Recently I was talking to a friend who’s employed at a business that’s failing. My friend has been there for 15 years, knows the business inside and out, and is finding that he’s the guy the remaining staff is coming to for answers. Yet, though the ownership’s plan for saving the company remains uncertain, when I asked him if he was looking for a new job, my friend said he was confident he’d land on his feet, pledged loyalty to his employer, and was ready to go down with the ship.
So, if you find yourself working for a failing or downsizing company, where does your loyalty lie? Needless to say, the answer is different for everyone, especially when you consider the current economy, your longevity, your family situation, and any number of other factors. But if you do feel you need to jump ship, consider these points as you don your life jacket:
Not so long ago, this was the glue that kept employees at one company for their whole career. Needless to say, in the current job market, loyalty is a forgotten concept for both employees and employers. In the current recession, people who’d been at a company, 20, 30, and even 40 years found themselves on the street when their employers terminated their positions or replaced them with younger, lower paid staffers. Conversely, these days many career coaches say it’s not unusual for someone to change jobs every two years. So where does your loyalty lie? Obviously, if yours is a family owned business and you’ve been treated like family, or your employer bent over backwards for you during a time of need, your decision may be difficult. Otherwise, look out for number one! No matter how long you’ve worked somewhere, don’t expect a company to be loyal to you. Your income, and your livelihood, is at stake. And remember, as Robert Duvall said in The Godfather, “It’s business, not personal!”

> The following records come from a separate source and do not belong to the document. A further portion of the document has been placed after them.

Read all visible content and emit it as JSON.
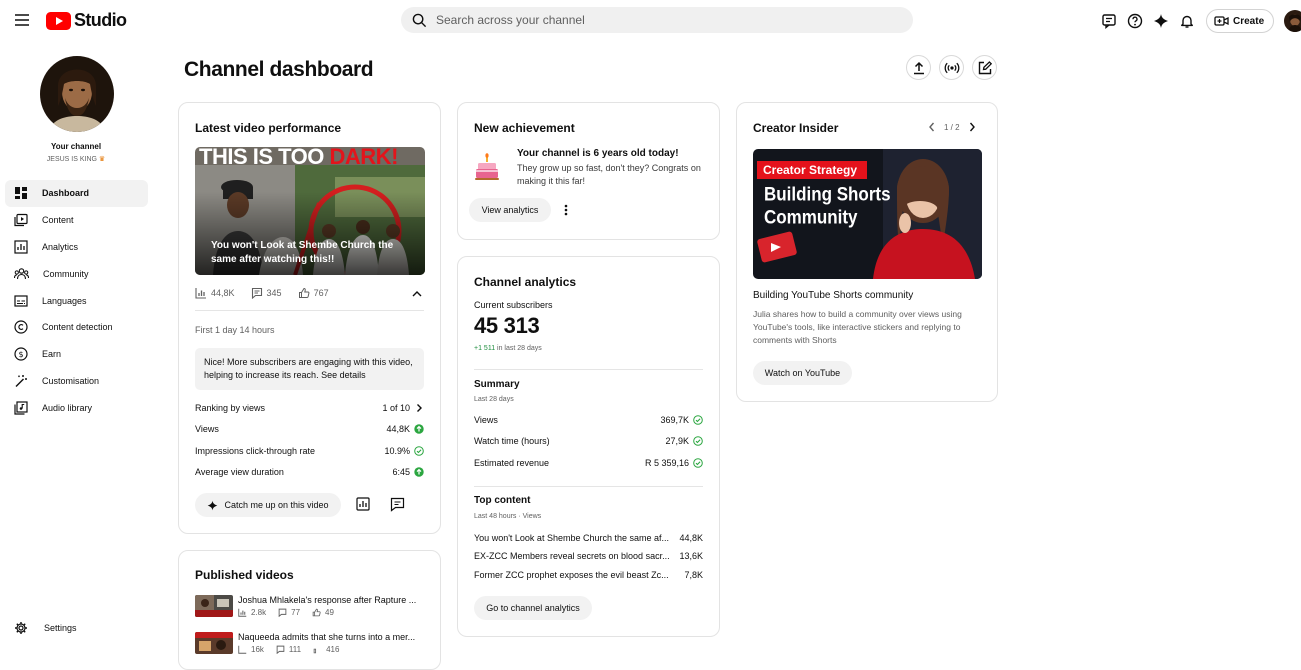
{
  "app": {
    "logo_text": "Studio"
  },
  "search": {
    "placeholder": "Search across your channel"
  },
  "topbar": {
    "create_label": "Create"
  },
  "channel": {
    "title": "Your channel",
    "name": "JESUS IS KING"
  },
  "nav": {
    "items": [
      {
        "label": "Dashboard",
        "icon": "dashboard-icon",
        "active": true
      },
      {
        "label": "Content",
        "icon": "content-icon"
      },
      {
        "label": "Analytics",
        "icon": "analytics-icon"
      },
      {
        "label": "Community",
        "icon": "community-icon"
      },
      {
        "label": "Languages",
        "icon": "languages-icon"
      },
      {
        "label": "Content detection",
        "icon": "copyright-icon"
      },
      {
        "label": "Earn",
        "icon": "earn-icon"
      },
      {
        "label": "Customisation",
        "icon": "magic-wand-icon"
      },
      {
        "label": "Audio library",
        "icon": "audio-library-icon"
      }
    ],
    "settings_label": "Settings"
  },
  "page": {
    "title": "Channel dashboard"
  },
  "latest": {
    "title": "Latest video performance",
    "thumb_headline_a": "THIS IS TOO ",
    "thumb_headline_b": "DARK!",
    "thumb_caption": "You won't Look at Shembe Church the same after watching this!!",
    "views": "44,8K",
    "comments": "345",
    "likes": "767",
    "period": "First 1 day 14 hours",
    "insight": "Nice! More subscribers are engaging with this video, helping to increase its reach. See details",
    "rows": [
      {
        "label": "Ranking by views",
        "value": "1 of 10"
      },
      {
        "label": "Views",
        "value": "44,8K"
      },
      {
        "label": "Impressions click-through rate",
        "value": "10.9%"
      },
      {
        "label": "Average view duration",
        "value": "6:45"
      }
    ],
    "catch_me_up": "Catch me up on this video"
  },
  "published": {
    "title": "Published videos",
    "videos": [
      {
        "title": "Joshua Mhlakela's response after Rapture ...",
        "views": "2.8k",
        "comments": "77",
        "likes": "49"
      },
      {
        "title": "Naqueeda admits that she turns into a mer...",
        "views": "16k",
        "comments": "111",
        "likes": "416"
      }
    ]
  },
  "achievement": {
    "title": "New achievement",
    "heading": "Your channel is 6 years old today!",
    "body": "They grow up so fast, don't they? Congrats on making it this far!",
    "button": "View analytics"
  },
  "analytics": {
    "title": "Channel analytics",
    "subs_label": "Current subscribers",
    "subs_value": "45 313",
    "subs_delta": "+1 511",
    "subs_delta_suffix": " in last 28 days",
    "summary_title": "Summary",
    "summary_period": "Last 28 days",
    "summary": [
      {
        "label": "Views",
        "value": "369,7K"
      },
      {
        "label": "Watch time (hours)",
        "value": "27,9K"
      },
      {
        "label": "Estimated revenue",
        "value": "R 5 359,16"
      }
    ],
    "top_title": "Top content",
    "top_period": "Last 48 hours · Views",
    "top": [
      {
        "title": "You won't Look at Shembe Church the same af...",
        "value": "44,8K"
      },
      {
        "title": "EX-ZCC Members reveal secrets on blood sacr...",
        "value": "13,6K"
      },
      {
        "title": "Former ZCC prophet exposes the evil beast Zc...",
        "value": "7,8K"
      }
    ],
    "button": "Go to channel analytics"
  },
  "insider": {
    "title": "Creator Insider",
    "pager": "1 / 2",
    "thumb_tag": "Creator Strategy",
    "thumb_line1": "Building Shorts",
    "thumb_line2": "Community",
    "video_title": "Building YouTube Shorts community",
    "description": "Julia shares how to build a community over views using YouTube's tools, like interactive stickers and replying to comments with Shorts",
    "button": "Watch on YouTube"
  },
  "colors": {
    "brand_red": "#ff0000",
    "positive_green": "#2ba640",
    "subs_delta_green": "#1e8e3e"
  }
}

Again, the timing is different for every situation but remember, it’s always easier to find a job when you have a job. But generally, once you see it’s time for you to jump ship, start looking for another job now! If you’re pursuing a new job online, only do it at home on your personal computer. Using the office copier to print current résumés? Always remember to take the original with you when you’re done. And when scheduling interviews, try to arrange them early or late after your regular working hours or during your lunch hour. If a company is really interested in you, they’ll understand your situation and make the time for you. Better yet, use a vacation or sick day since, if your current employer does fold or close, you might lose the time off you’ve earned anyway.
If the interviewer asks why you’re leaving your current job, don’t mention the company is failing, as that might leave them wondering what your role has been in the downfall. Instead, give it a general, yet clear answer, such as, “It’s simply time to move on,” or “Im looking for a more challenging position.” Don’t make your current employer the bad guy or say anything that will cast a negative light on your present job. With that said, remember to emphasize your dedication to your current employer and make sure the interviewer knows you’ll bring that same level of commitment to a new job.
Finally, when you do land a new job, make sure to leave your current position gracefully. Whenever someone leaves a job, there’s always chaos in his or her wake. Generally, the higher up the ladder you are or the longer you’ve been with a company, the more havoc your departure will create. Do your best to minimize that havoc. And remember that, no matter what the situation is at your current employer, your old boss or co-worker might be just the contact or reference you need to find a new job somewhere down the road.
It’s been said that if you want loyalty, you should just buy a dog. And if you see your employer’s ship is sinking, plan your jump on your own terms. Your current ship might be going down but ultimately, your goal is to keep your career afloat and sailing the right direction.